Like its history of mixtures, crossbreeding, syncretisms, the music in Bolivia is frighteningly diverse.  

    Each region has its own rhythm, its own instrument, its own air, and nothing but its own. Impossible to give you a state of the art, there, now, in a few lines. However, here are a few ideas: 

 In the Andes, the melodies are marked by the sound of the zampoña (pan flute), the charango (small 10-stringed guitar with high notes, particularly typical of the Potosi region but spread throughout the Andes) and the kena (Andean recorder). Originally without words, the melancholic tunes were soon accompanied by tragic, melodramatic texts (in Quechua, Aymara or Spanish) for the needs of the mass market. 

On the contrary, in the hot plains, towards Tarija, the western guitar, the accordion and other instruments, strange to say the least, make the crowds dance with lively, lively and cheerful rhythms.  

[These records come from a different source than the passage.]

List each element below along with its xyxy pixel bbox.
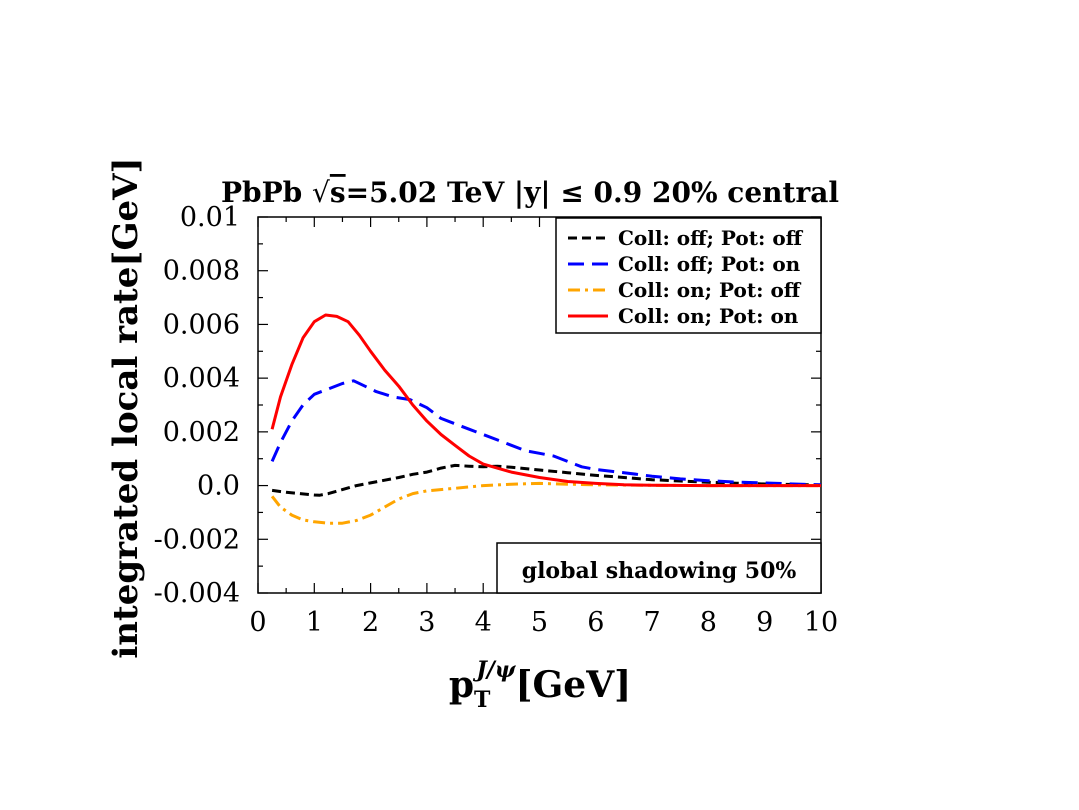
y-tick-label: 0.0 — [197, 471, 240, 502]
x-tick-labels: 0 1 2 3 4 5 6 7 8 9 10 — [249, 607, 838, 638]
annotation-text: global shadowing 50% — [522, 558, 797, 584]
x-tick-label: 9 — [756, 607, 773, 638]
y-tick-label: -0.002 — [154, 524, 240, 555]
x-tick-label: 4 — [475, 607, 492, 638]
annotation: global shadowing 50% — [496, 542, 822, 594]
sqrt-argument: s — [330, 176, 346, 209]
chart-title: PbPb √s=5.02 TeV |y| ≤ 0.9 20% central — [221, 176, 839, 209]
y-tick-label: 0.006 — [163, 309, 240, 340]
x-tick-label: 1 — [306, 607, 323, 638]
series-line-4 — [270, 313, 821, 488]
x-axis-label: pTJ/ψ[GeV] — [449, 657, 631, 713]
legend-label: Coll: on; Pot: off — [618, 278, 802, 302]
series-line-2 — [270, 379, 822, 487]
y-tick-label: 0.004 — [163, 363, 240, 394]
y-tick-label: 0.008 — [163, 256, 240, 287]
y-axis-label: integrated local rate[GeV] — [106, 157, 146, 658]
x-tick-label: 8 — [700, 607, 717, 638]
y-tick-labels: -0.004 -0.002 0.0 0.002 0.004 0.006 0.008 0.01 — [154, 202, 240, 609]
x-tick-label: 7 — [644, 607, 661, 638]
legend-label: Coll: off; Pot: on — [618, 252, 801, 276]
x-tick-label: 10 — [804, 607, 838, 638]
legend-label: Coll: off; Pot: off — [618, 226, 804, 250]
x-tick-label: 0 — [249, 607, 266, 638]
y-tick-label: 0.002 — [163, 417, 240, 448]
series-lines — [270, 313, 822, 525]
sqrt-sign: √ — [312, 176, 330, 209]
x-tick-label: 5 — [531, 607, 548, 638]
x-tick-label: 2 — [362, 607, 379, 638]
annotation-box — [496, 542, 822, 594]
y-tick-label: -0.004 — [154, 578, 240, 609]
x-tick-label: 3 — [418, 607, 435, 638]
y-tick-label: 0.01 — [180, 202, 240, 233]
legend-label: Coll: on; Pot: on — [618, 304, 799, 328]
series-line-3 — [270, 481, 821, 525]
x-tick-label: 6 — [587, 607, 604, 638]
series-line-1 — [271, 463, 822, 497]
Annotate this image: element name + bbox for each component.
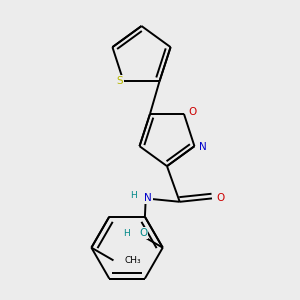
Text: H: H xyxy=(130,191,137,200)
Text: N: N xyxy=(199,142,207,152)
Text: O: O xyxy=(216,194,225,203)
Text: O: O xyxy=(188,107,196,117)
Text: CH₃: CH₃ xyxy=(124,256,141,265)
Text: N: N xyxy=(144,194,152,203)
Text: S: S xyxy=(117,76,124,86)
Text: H: H xyxy=(123,229,130,238)
Text: O: O xyxy=(139,228,148,238)
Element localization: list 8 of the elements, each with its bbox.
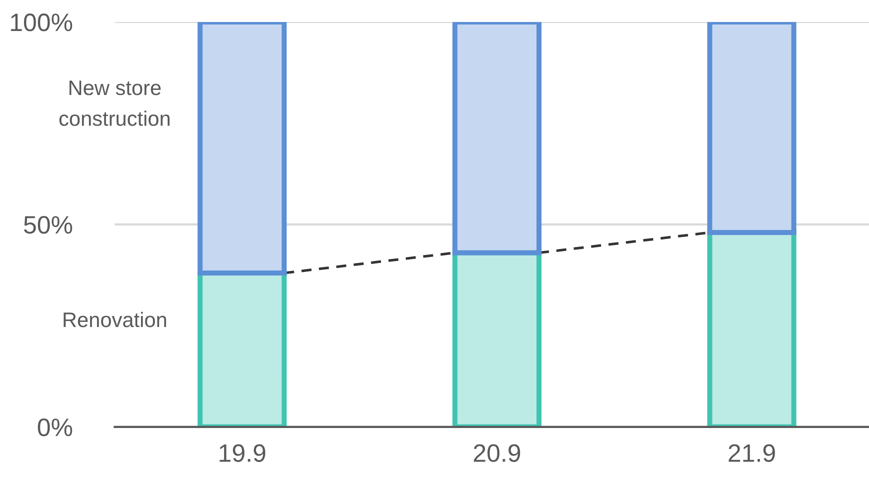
y-tick-label: 0%: [38, 418, 72, 436]
series-label: Renovation: [64, 312, 166, 328]
x-tick-label: 21.9: [728, 444, 775, 462]
y-tick-label: 50%: [24, 216, 72, 234]
x-tick-label: 19.9: [220, 444, 266, 462]
y-tick-label: 100%: [11, 14, 72, 32]
x-tick-label: 20.9: [474, 444, 520, 462]
series-label: New store construction: [59, 80, 170, 126]
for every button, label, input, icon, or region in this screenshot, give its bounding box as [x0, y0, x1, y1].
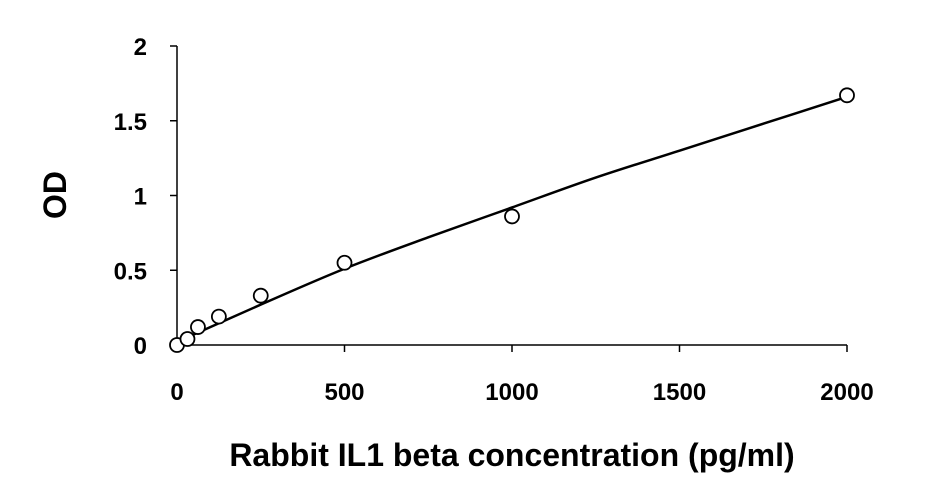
x-tick-label: 2000 — [820, 379, 873, 406]
y-tick-label: 1.5 — [114, 109, 147, 136]
x-axis-title: Rabbit IL1 beta concentration (pg/ml) — [229, 437, 794, 473]
data-point — [252, 287, 269, 304]
data-point — [190, 319, 206, 335]
ticks: 0 500 1000 1500 2000 0 0.5 1 1.5 2 — [114, 34, 874, 406]
x-tick-label: 1000 — [485, 379, 538, 406]
x-tick-label: 500 — [324, 379, 364, 406]
data-point — [210, 308, 227, 325]
y-tick-label: 2 — [134, 34, 147, 61]
y-tick-label: 1 — [134, 184, 147, 211]
fit-line-group — [176, 95, 848, 344]
x-tick-label: 1500 — [653, 379, 706, 406]
data-point — [504, 208, 520, 225]
y-axis-title: OD — [37, 171, 73, 219]
fit-line — [176, 95, 848, 344]
y-tick-label: 0 — [134, 333, 147, 360]
data-point — [336, 254, 353, 271]
data-points — [169, 87, 855, 353]
y-tick-label: 0.5 — [114, 258, 147, 285]
data-point — [179, 331, 196, 347]
x-tick-label: 0 — [170, 379, 183, 406]
axes — [176, 46, 847, 346]
data-point — [839, 87, 855, 104]
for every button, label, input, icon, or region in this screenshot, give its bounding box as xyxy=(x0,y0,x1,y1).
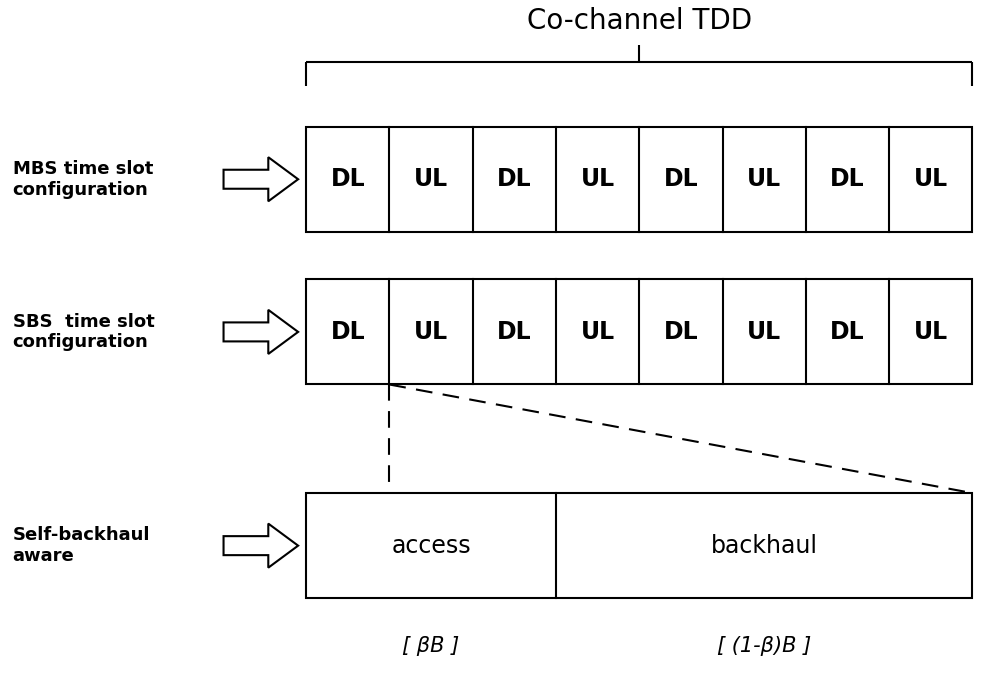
Text: DL: DL xyxy=(830,320,865,344)
Text: UL: UL xyxy=(747,167,781,191)
Bar xyxy=(306,493,972,599)
Bar xyxy=(306,279,972,384)
Text: UL: UL xyxy=(581,320,615,344)
Text: MBS time slot
configuration: MBS time slot configuration xyxy=(13,160,153,198)
Text: DL: DL xyxy=(497,320,532,344)
Text: UL: UL xyxy=(581,167,615,191)
Text: DL: DL xyxy=(330,320,365,344)
Polygon shape xyxy=(224,523,298,568)
Text: DL: DL xyxy=(664,167,698,191)
Text: UL: UL xyxy=(414,167,448,191)
Text: DL: DL xyxy=(497,167,532,191)
Text: UL: UL xyxy=(914,320,948,344)
Text: access: access xyxy=(391,534,471,557)
Text: [ (1-β)B ]: [ (1-β)B ] xyxy=(717,635,811,656)
Text: [ βB ]: [ βB ] xyxy=(402,635,460,656)
Text: DL: DL xyxy=(664,320,698,344)
Text: UL: UL xyxy=(914,167,948,191)
Polygon shape xyxy=(224,310,298,354)
Bar xyxy=(306,127,972,232)
Text: SBS  time slot
configuration: SBS time slot configuration xyxy=(13,313,154,351)
Text: Co-channel TDD: Co-channel TDD xyxy=(527,7,752,35)
Polygon shape xyxy=(224,157,298,201)
Text: DL: DL xyxy=(830,167,865,191)
Text: UL: UL xyxy=(414,320,448,344)
Text: Self-backhaul
aware: Self-backhaul aware xyxy=(13,526,150,565)
Text: UL: UL xyxy=(747,320,781,344)
Text: backhaul: backhaul xyxy=(711,534,818,557)
Text: DL: DL xyxy=(330,167,365,191)
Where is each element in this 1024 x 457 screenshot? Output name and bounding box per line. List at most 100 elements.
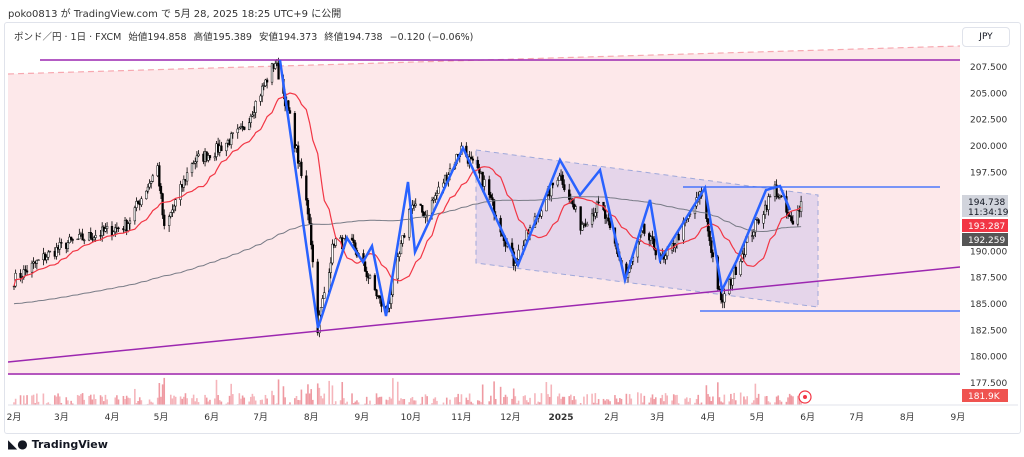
volume-bar [171,398,174,405]
volume-bar [677,403,680,405]
volume-bar [365,396,368,405]
volume-bar [375,393,378,405]
volume-bar [49,403,51,405]
volume-bar [480,402,482,405]
volume-bar [653,399,655,405]
volume-bar [122,395,125,405]
candle-body [151,175,154,182]
candle-body [563,184,566,191]
candle-body [66,242,70,249]
volume-bar [751,402,753,405]
candle-body [24,269,27,272]
volume-bar [158,383,161,405]
candle-body [194,161,197,164]
candle-body [47,251,50,258]
volume-bar [184,393,187,405]
volume-bar [125,395,128,405]
candle-body [146,186,150,192]
tradingview-logo: ◣● TradingView [8,437,108,451]
volume-bar [650,397,652,405]
x-tick-label: 8月 [900,412,915,423]
candle-body [248,122,251,130]
volume-bar [454,397,456,405]
candle-body [365,271,368,278]
candle-body [762,214,765,224]
volume-bar [494,398,497,405]
volume-bar [249,396,252,405]
volume-bar [266,398,268,405]
moving-average-fast [13,92,802,287]
volume-bar [628,394,631,405]
candle-body [254,101,257,113]
volume-bar [506,396,508,405]
volume-bar [579,403,582,405]
candle-body [711,252,715,258]
moving-average-slow [13,196,802,305]
candle-body [105,225,109,229]
volume-bar [254,400,257,405]
candle-body [728,279,731,295]
currency-button[interactable]: JPY [962,27,1010,47]
volume-bar [694,402,696,405]
candle-body [310,222,313,246]
volume-bar [721,402,724,405]
chart-frame [4,22,1021,434]
candle-body [197,153,200,157]
volume-bar [659,398,662,405]
candle-body [399,243,403,255]
open-value: 始値194.858 [128,32,187,43]
last-price-label: 194.738 [968,198,1005,208]
candle-body [252,112,256,116]
volume-bar [785,401,788,405]
volume-bar [654,397,657,405]
candle-body [185,172,189,182]
volume-bar [797,395,799,405]
volume-bar [308,393,311,405]
candle-body [757,219,760,224]
volume-bar [300,389,303,405]
volume-bar [607,399,610,405]
volume-bar [672,394,675,405]
candle-body [305,175,308,201]
high-value: 高値195.389 [193,32,252,43]
volume-bar [261,399,264,405]
volume-bar [148,399,151,405]
volume-bar [147,403,149,405]
volume-bar [674,395,677,405]
candle-body [179,184,182,200]
ma-slow-label: 192.259 [968,236,1005,246]
volume-bar [499,386,502,405]
candle-body [401,235,404,244]
candle-body [434,195,437,200]
volume-bar [163,377,166,405]
candle-body [114,227,117,233]
symbol-name[interactable]: ポンド／円 · 1日 · FXCM [14,32,122,43]
candle-body [55,247,58,257]
volume-bar [733,392,735,405]
volume-bar [218,400,221,405]
volume-bar [238,393,241,405]
volume-bar [289,402,291,405]
volume-bar [459,402,461,405]
volume-bar [214,398,216,405]
volume-bar [341,382,344,405]
volume-bar [398,400,401,405]
volume-bar [173,395,175,405]
volume-bar [774,402,776,405]
volume-bar [779,400,781,405]
volume-bar [596,403,598,405]
candle-body [754,219,757,233]
candle-body [579,206,582,231]
candle-body [117,227,120,229]
volume-bar [248,401,250,405]
volume-bar [734,400,737,405]
x-tick-label: 11月 [451,412,471,423]
volume-bar [272,395,275,405]
volume-bar [666,395,668,405]
volume-bar [568,396,571,405]
volume-bar [478,400,481,405]
candle-body [288,110,292,114]
volume-bar [264,394,267,405]
candle-body [192,162,195,165]
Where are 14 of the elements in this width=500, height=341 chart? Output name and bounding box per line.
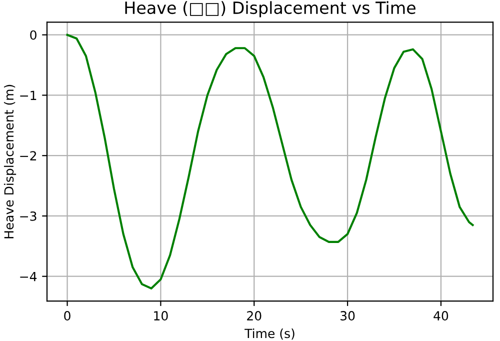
y-tick-label: −2	[20, 151, 36, 160]
x-tick-label: 10	[154, 311, 168, 320]
y-tick-label: −4	[20, 272, 37, 282]
y-axis-title: Heave Displacement (m)	[4, 84, 16, 238]
x-axis-title: Time (s)	[244, 328, 294, 340]
line-series	[66, 34, 474, 290]
y-tick-label: 0	[30, 30, 36, 40]
x-tick-label: 30	[340, 311, 355, 320]
x-tick-label: 40	[434, 311, 448, 320]
chart-title: Heave (□□) Displacement vs Time	[125, 1, 416, 18]
y-tick-label: −1	[20, 90, 36, 100]
x-tick-label: 20	[247, 311, 262, 320]
y-tick-label: −3	[20, 211, 36, 221]
x-tick-label: 0	[64, 311, 70, 320]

 Apart from these ancient musical traditions, the Jesuits brought baroque music with them to the plains of Bolivia. A real curiosity, many natives learned how to make and play the harp, violins, etc..   This cultural imprint has remained very much alive over the years, and even today we can still see operatic works and concerts of baroque music given by the best musicians from Guarani, Moxo or Chiquitano.  

 The arias that you can hear on the buses, in the market, at parties, in the street, is a mixture of these rather traditional music with more contemporary rhythms (cumbia, etc.). The tunes you will hear in buses, at the market, in parties, in the street, is a mixture of these traditional music with more contemporary rhythms (cumbia, etc.); and this gives flagship groups of contemporary Bolivian song, such as Los Kjarkas (who are the true inventors of the Lambada, whether Brazilians like it or not), Savia Andina, K'ala Marka, Altitude, Los Jairas... Great musicians mark the Bolivian traditions, such as the classical guitarist Javier Calderon, or the violinist Jaime Laredo. The peñas are small restaurants in the city of La Paz, where musicians come to play traditional tunes. Numerous (pirated) records are on sale everywhere, on the sidewalks, in the markets, etc.